By using non-governmental email systems, "Your information is out there available, beyond the official mechanisms there to protect it," said Amit Yoran, the nation's first cybersecurity chief. Yoran is now CEO of Netwitness Corp., a computer security firm for government and private entities.
"When she's communicating about government programs, that information is not being protected with the typical precautions the government has put in place in its own risk management process," said Yoran.
Moreover, a hacked account could be used to falsify communications, noted Yoran – a point proven by one of the hackers, who used Palin's account to send a message to one of her assistants.
Two Yahoo! email accounts belonging to Palin were hacked early Tuesday by a group calling itself 'Anonymous'. Screen shots of her inbox were posted online, as well as a screenshot showing an email of an apparently personal nature from a Palin appointee to the governor.
Palin's use of the private account to discuss public business – a practice reportedly shared by her top aides – also raised concerns from open-government advocates, who fear the practice could impede the spirit of laws designed to preserve government communications and documents.
Recently, Palin's office has fought to withhold some emails from public release, saying they were exempt from disclosure because state law protected certain categories of communication, such as those related to the "deliberative process."
Palin's E-mail Problem
A state spokesman for Palin has defended the practice, saying "I don't hear any public clamor for access to internal communications of the governor's office," and blaming the issue on "some people out there blogging and talking who would like to embarrass the governor."
The McCain-Palin campaign responded to inquiries about Palin's email practice with a written statement. "This is a shocking invasion of the Governor's privacy and a violation of law," read the statement, from campaign manager Rick Davis. "The matter has been turned over to the appropriate authorities and we hope that anyone in possession of these emails will destroy them. We will have no further comment."
Lawyer Meredith Fuchs of the Washington, D.C.-based National Security Archive has experience on this issue, having fought with the Bush White House over how it preserved emails, and why it allowed key personnel to use private email accounts controlled by the Republican National Committee. She believes Palin's email habits echo the worst practices of the Bush administration.
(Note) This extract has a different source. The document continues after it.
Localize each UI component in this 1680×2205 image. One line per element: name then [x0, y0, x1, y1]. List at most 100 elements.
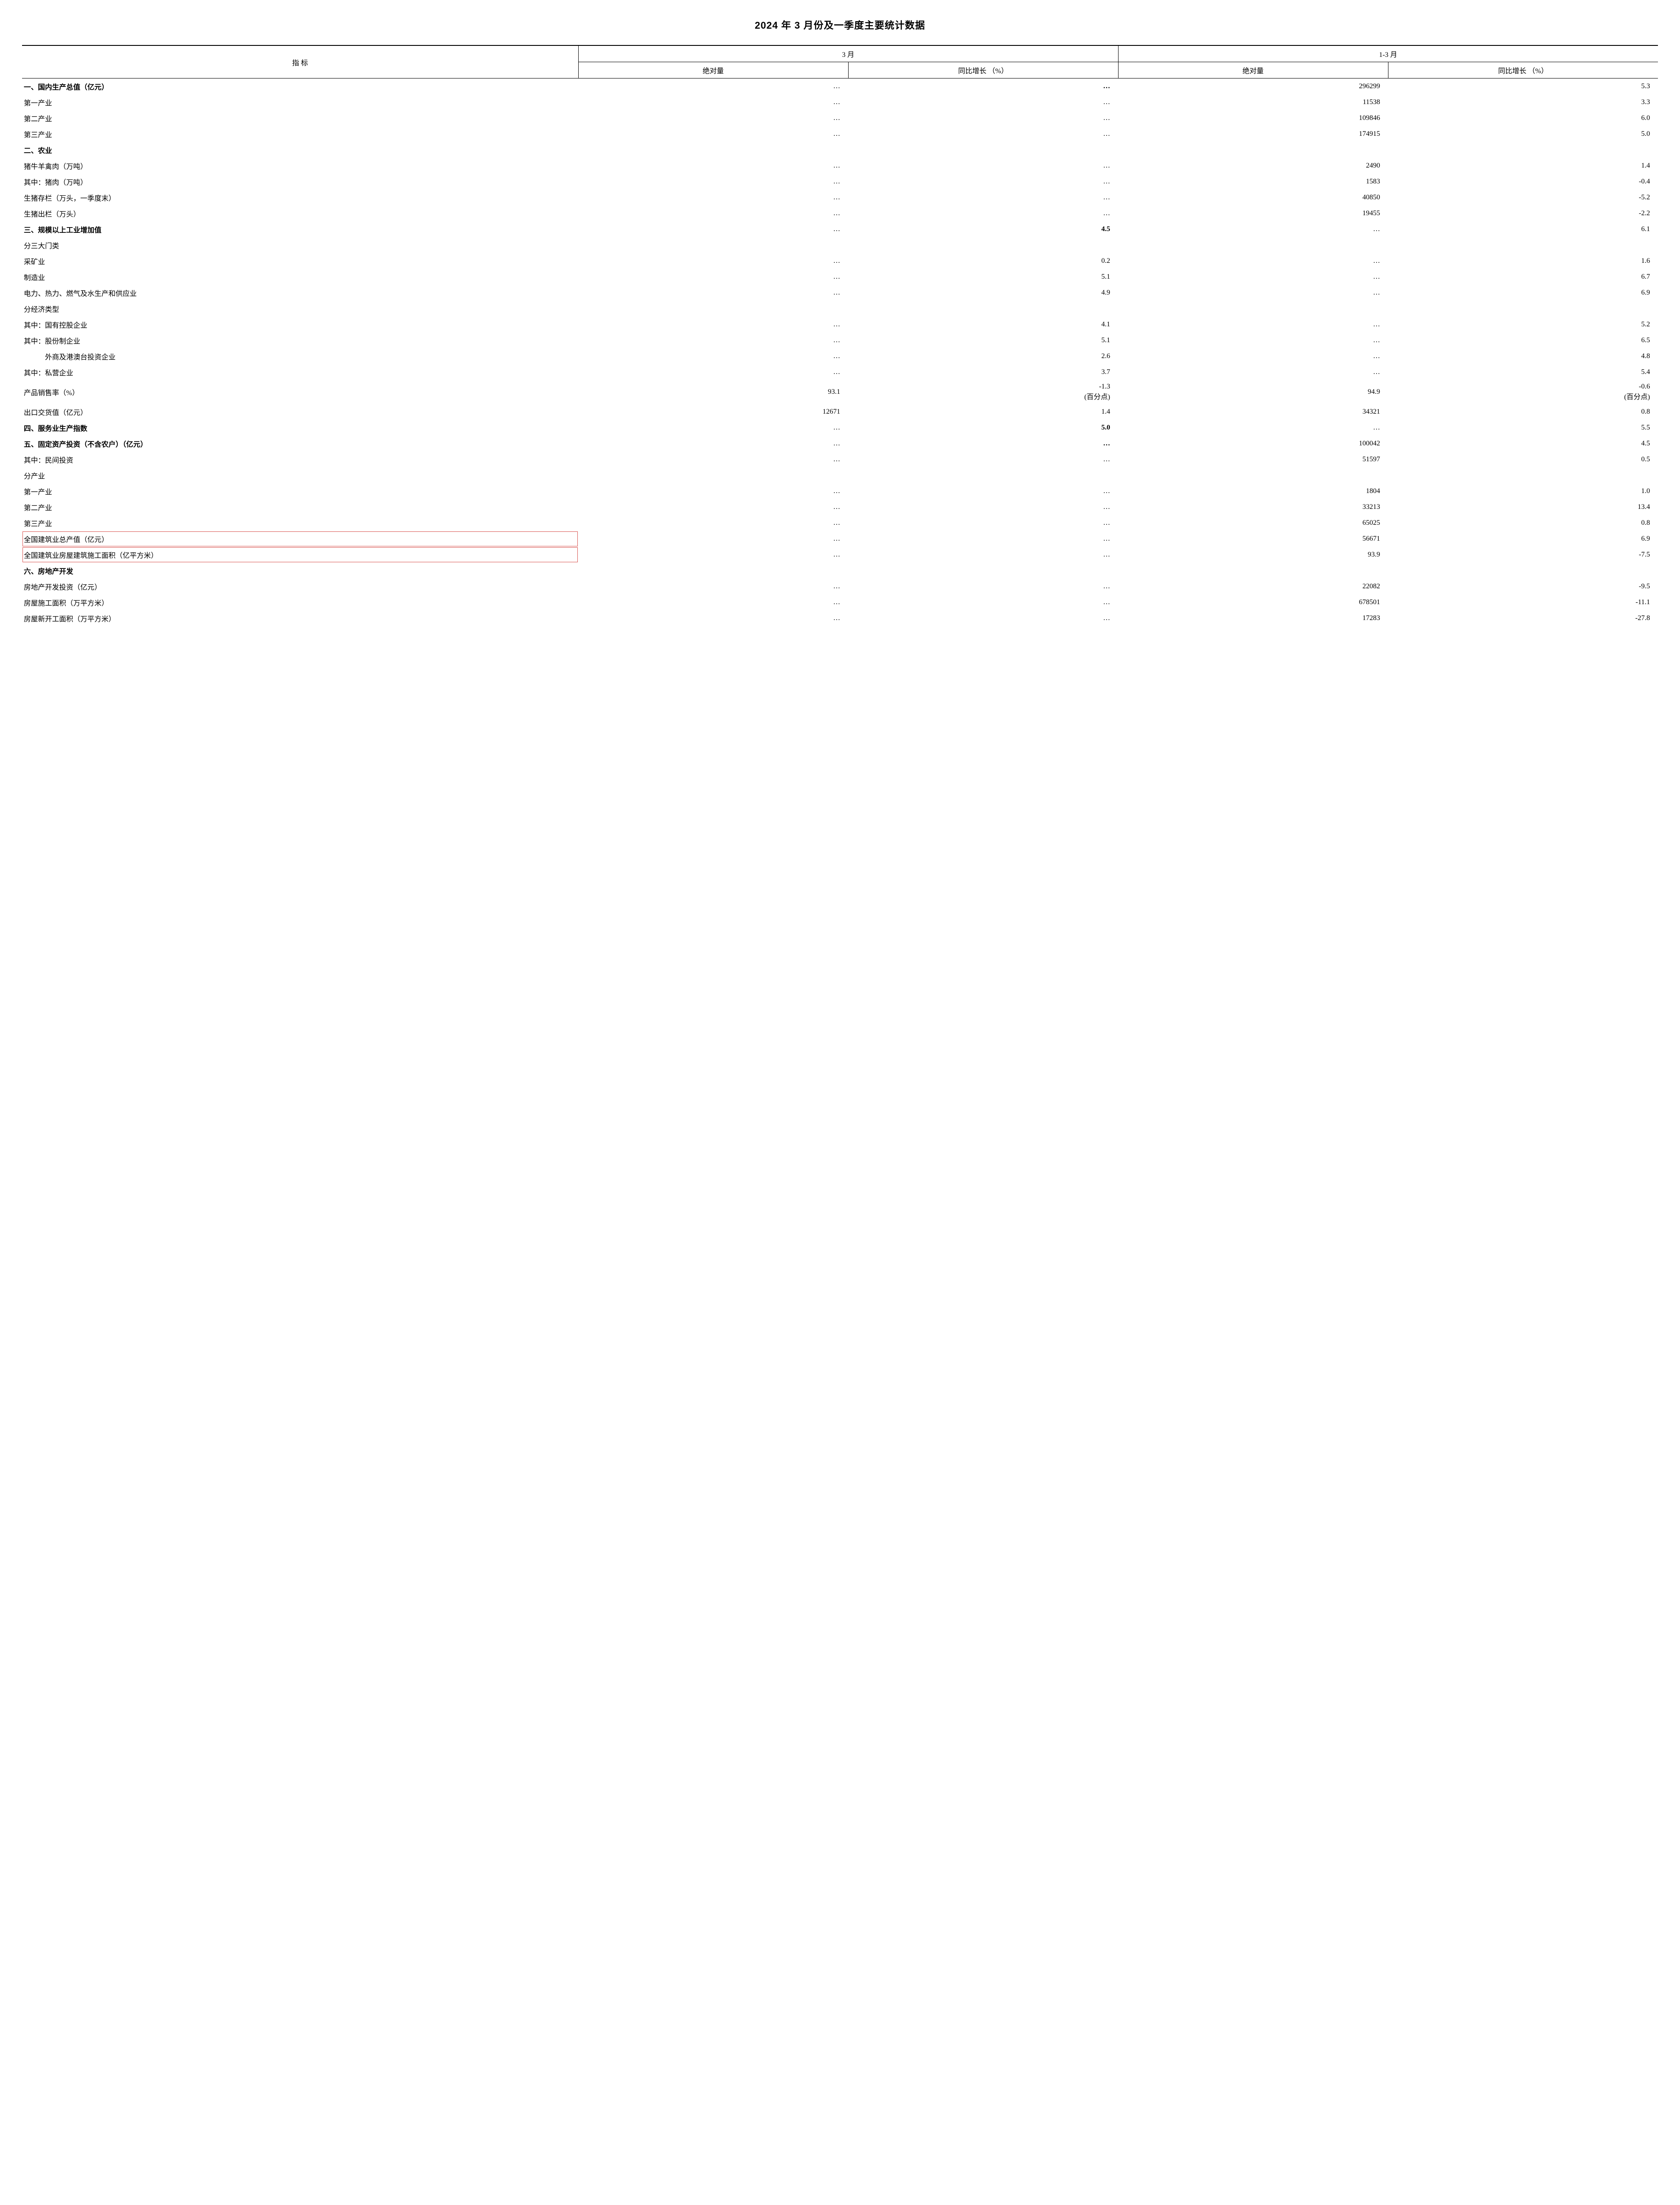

Government email systems typically have safeguards to preserve communications specifically for open-records purposes. "I don't know what Yahoo's policy is" on how long it saves emails, particularly after they're deleted by the user, said Fuchs, who doubted they were preserved.
That parallels the problems with White House personnel sending email through the RNC. Many of their emails "just don't exist anymore," said Fuchs. "This is very similar."
Fuchs – and open-government advocates in Alaska – worry that may be part of the governor's intent. "Maybe they did it because they thought the records wouldn't be disclosed," said Fuchs. "That raises issues possible destruction of evidence issues – if they expected litigation."